Dont le siège est sis :
[Adresse 1]
Consistant à payer 100 % de son passif exigible – non encore définitivement arrêté par le juge-commissaire à la somme de 1 191 482.80 € à 100%, sans intérêts, sur une durée de 10 ans, moyennant des échéances annuelles progressives de :
√ 5 % la 1 ère année soit 59 574 € (4 965 € par mois)
* 8 % la 2 ème année soit 95 319 € (7 943 € par mois)
* 10.875 % de la 3 ème à la 10 ème année soit 129 574 € (10 798 € par mois) en ce non compris :
* les créances inférieures à 500€ qui bénéficient d’un règlement immédiat à savoir :
* TOTAL MARKETNIG France………………………………
* TOTAL ENERGIES ELECTRICITE ET GAZ DE France………………………………
MET FIN à la mission de [G] [C] (SELARL), représentée par Me [G] [C] en qualité de mandataire judiciaire.
DESIGNE :
[G] [C] (SELARL), représentée par Me [G] [C] Domiciliée :
[Adresse 2]
[Localité 1]
En qualité de commissaire à l’exécution du plan pour la durée prévue pour le paiement des annuités.
DIT que le commissaire à l’exécution du plan aura la mission prévue à l’article L 626.25 du code de commerce et qu’il devra faire rapport au tribunal en cas de difficultés.
En exécution du plan :
DIT que la STE INSTALLATIONS MAGASINS [Q] [F] (SAS) devra payer, dès le prononcé du présent jugement les créances inférieures à 500€ bénéficiant d’un règlement immédiat, à savoir :
•TOTAL MARKETNIG France………………………………
* TOTAL ENERGIES ELECTRICITE ET GAZ DE France………………………………
DIT que la STE INSTALLATIONS MAGASINS [Q] [F] (SAS) devra verser entre les mains du commissaire à l’exécution du plan sus-désigné une somme mensuelle de :
* 4 965 € la 1 ère année,
* 7 943 € la 2 ème année,
* 10 798 € de la 3 ème à la 10 ème année,
et que le commissaire à l’exécution du plan distribuera les fonds ainsi consignés et dûment complétés par la STE INSTALLATIONS MAGASINS [Q] [F] (SAS) à hauteur du montant de l’annuité au « Marc l’Euro » entre ses différents créanciers.
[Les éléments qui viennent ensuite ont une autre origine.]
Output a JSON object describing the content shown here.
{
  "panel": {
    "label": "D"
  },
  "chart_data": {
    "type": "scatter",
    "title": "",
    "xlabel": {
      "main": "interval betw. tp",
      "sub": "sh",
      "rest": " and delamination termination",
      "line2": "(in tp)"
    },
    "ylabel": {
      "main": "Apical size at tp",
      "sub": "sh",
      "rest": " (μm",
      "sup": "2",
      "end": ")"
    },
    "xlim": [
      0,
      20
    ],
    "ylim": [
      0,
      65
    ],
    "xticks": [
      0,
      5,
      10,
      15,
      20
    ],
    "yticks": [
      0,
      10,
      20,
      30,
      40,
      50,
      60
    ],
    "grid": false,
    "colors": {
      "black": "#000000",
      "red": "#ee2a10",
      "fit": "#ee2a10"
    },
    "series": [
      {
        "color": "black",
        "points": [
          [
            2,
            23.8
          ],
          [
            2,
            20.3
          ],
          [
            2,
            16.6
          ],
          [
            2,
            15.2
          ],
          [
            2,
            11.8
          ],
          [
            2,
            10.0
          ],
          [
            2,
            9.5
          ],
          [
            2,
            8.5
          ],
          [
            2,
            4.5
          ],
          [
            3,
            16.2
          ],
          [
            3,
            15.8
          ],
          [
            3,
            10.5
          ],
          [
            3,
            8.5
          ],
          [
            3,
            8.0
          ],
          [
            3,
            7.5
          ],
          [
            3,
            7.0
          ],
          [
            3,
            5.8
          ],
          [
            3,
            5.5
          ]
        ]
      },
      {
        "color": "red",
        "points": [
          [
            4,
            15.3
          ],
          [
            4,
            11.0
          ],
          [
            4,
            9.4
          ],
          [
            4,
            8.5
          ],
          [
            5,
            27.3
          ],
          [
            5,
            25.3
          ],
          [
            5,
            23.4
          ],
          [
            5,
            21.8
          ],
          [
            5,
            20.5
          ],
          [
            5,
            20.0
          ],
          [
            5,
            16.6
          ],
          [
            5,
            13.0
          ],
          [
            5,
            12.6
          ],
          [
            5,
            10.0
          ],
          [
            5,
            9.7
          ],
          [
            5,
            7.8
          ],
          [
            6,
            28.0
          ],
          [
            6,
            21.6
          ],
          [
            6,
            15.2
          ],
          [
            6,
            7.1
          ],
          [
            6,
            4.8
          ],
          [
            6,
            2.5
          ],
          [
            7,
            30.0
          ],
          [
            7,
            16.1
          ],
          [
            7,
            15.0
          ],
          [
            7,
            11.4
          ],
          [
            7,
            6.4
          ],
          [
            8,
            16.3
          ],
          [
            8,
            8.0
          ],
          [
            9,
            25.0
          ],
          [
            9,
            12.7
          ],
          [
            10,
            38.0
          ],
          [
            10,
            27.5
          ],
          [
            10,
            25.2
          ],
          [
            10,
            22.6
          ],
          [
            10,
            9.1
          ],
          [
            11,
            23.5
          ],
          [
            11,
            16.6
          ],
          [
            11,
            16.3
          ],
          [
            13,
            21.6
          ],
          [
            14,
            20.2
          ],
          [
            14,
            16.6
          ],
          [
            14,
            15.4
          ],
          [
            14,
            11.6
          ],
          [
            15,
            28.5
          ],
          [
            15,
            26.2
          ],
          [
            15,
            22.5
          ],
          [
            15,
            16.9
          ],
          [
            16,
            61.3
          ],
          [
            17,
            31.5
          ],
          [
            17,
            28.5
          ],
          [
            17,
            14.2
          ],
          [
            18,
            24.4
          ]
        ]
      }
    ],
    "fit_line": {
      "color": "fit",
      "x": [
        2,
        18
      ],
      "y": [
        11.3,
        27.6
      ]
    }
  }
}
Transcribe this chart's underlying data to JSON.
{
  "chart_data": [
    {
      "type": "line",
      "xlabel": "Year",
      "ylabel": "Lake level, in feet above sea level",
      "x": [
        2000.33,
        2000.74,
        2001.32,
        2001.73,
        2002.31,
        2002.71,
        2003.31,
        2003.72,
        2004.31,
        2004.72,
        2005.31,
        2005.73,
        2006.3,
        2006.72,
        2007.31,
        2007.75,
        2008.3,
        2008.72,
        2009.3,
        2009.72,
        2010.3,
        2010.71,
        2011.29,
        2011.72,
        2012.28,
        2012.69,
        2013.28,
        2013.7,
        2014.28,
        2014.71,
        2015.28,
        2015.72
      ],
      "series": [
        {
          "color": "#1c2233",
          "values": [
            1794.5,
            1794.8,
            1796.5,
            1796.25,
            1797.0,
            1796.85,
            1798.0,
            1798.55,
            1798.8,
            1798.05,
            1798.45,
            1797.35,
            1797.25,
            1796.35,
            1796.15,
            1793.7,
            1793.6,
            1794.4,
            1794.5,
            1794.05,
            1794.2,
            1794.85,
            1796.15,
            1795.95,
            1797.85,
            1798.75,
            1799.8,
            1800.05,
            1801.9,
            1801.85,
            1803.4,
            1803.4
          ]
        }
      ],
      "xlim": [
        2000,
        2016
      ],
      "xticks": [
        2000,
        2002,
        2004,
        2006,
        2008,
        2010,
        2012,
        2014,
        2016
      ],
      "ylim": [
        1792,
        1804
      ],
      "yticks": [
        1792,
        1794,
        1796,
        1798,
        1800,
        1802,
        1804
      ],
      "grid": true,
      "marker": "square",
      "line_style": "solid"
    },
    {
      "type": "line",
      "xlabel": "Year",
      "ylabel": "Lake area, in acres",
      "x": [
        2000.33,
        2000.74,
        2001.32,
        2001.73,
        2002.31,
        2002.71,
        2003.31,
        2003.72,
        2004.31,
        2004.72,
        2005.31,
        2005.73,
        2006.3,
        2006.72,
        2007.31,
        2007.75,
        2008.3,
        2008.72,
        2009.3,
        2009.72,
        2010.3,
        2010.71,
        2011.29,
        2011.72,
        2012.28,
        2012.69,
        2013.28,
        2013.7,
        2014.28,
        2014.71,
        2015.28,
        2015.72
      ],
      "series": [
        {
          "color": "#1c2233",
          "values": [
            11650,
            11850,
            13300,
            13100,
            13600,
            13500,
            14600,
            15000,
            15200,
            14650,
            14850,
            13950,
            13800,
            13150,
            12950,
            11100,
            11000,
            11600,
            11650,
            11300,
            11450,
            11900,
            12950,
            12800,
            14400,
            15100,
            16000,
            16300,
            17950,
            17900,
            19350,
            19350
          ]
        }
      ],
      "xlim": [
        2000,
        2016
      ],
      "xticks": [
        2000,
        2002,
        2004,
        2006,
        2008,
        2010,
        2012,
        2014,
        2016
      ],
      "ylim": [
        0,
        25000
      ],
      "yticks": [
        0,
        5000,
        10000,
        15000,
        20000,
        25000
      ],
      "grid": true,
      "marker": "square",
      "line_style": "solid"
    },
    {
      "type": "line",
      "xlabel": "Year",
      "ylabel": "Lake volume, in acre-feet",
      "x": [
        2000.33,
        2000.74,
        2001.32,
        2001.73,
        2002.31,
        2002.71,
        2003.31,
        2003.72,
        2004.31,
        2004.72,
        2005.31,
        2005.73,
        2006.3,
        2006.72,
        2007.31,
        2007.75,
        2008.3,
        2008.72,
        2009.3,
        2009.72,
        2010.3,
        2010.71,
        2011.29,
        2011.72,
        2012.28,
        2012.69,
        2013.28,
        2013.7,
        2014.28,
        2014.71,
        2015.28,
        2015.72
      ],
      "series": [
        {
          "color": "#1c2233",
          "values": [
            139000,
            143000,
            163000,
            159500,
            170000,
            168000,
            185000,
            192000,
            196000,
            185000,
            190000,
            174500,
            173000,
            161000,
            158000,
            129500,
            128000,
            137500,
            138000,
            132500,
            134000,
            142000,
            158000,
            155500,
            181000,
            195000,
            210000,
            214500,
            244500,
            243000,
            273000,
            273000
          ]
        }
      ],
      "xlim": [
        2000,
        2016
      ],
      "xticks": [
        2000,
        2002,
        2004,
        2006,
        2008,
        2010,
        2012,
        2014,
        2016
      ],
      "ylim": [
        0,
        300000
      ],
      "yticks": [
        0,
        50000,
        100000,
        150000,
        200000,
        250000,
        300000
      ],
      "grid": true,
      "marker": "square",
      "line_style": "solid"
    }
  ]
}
DIT que le premier paiement interviendra à la date anniversaire de la décision arrêtant le plan, soit le 02/04/2026, et les autres le 02/04 des neuf années suivantes.
RAPPELLE que le délai fixé dans la décision susvisée ne concerne que les créances définitivement admises, que pour les créances contestées, les délais susvisés ne courront qu’à compter de la décision de Justice arrêtant définitivement cette dernière.
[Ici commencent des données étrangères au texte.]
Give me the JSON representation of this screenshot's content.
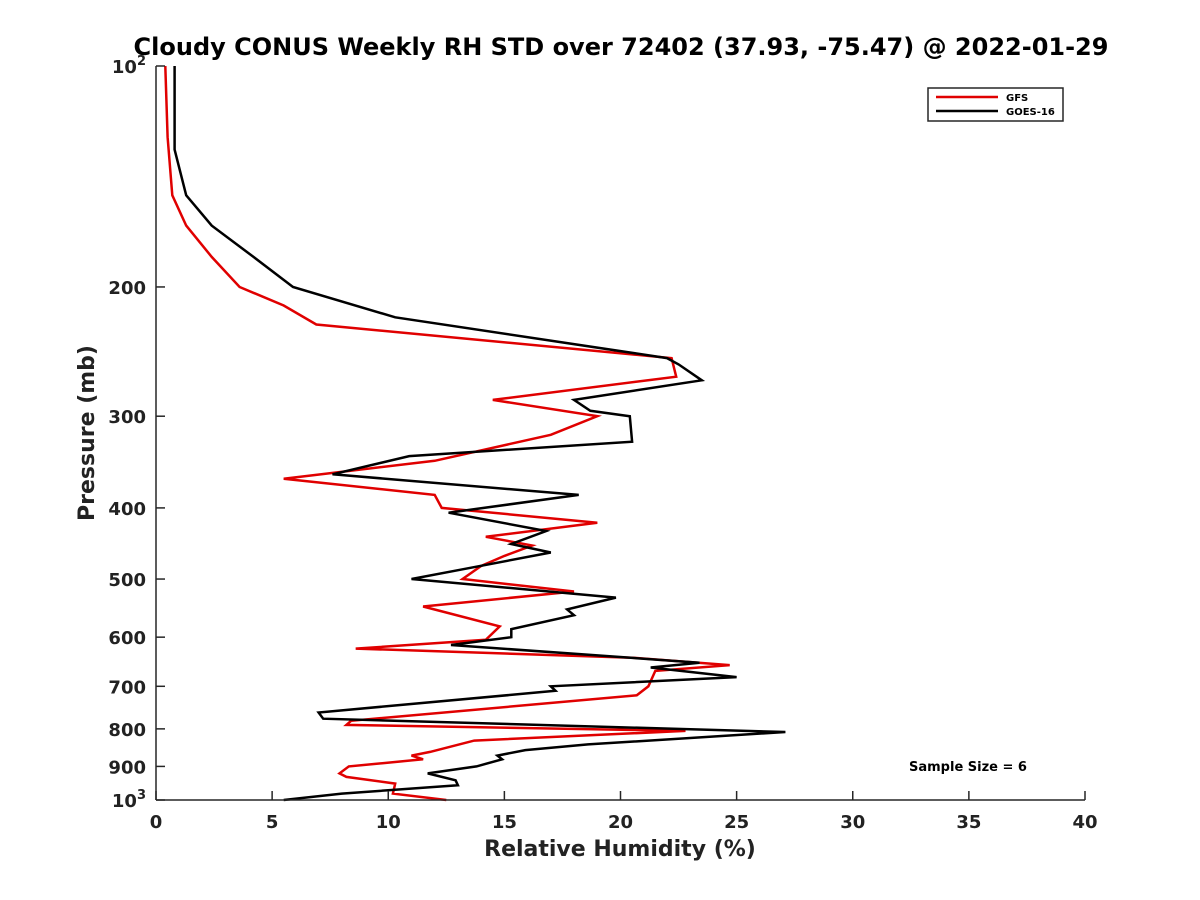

DIT que la clause d’inaliénabilité – conformément aux dispositions de l’article L626.14 du code de commerce – sera mentionnée à la diligence de [G] [C] (SELARL), représentée par Me [G] [C] ès qualités au greffe de notre tribunal sur tous les actifs mobiliers appartenant à la STE INSTALLATIONS MAGASINS [Q] [F] (SAS)
ORDONNE la publicité légale du présent jugement.
RAPPELLE que l’exécution provisoire est de droit en matière de procédure collective.
DECLARE les dépens frais privilégiés de redressement judiciaire.
AINSI délibéré en secret et prononcé par mise à disposition au greffe du tribunal de commerce de Béziers.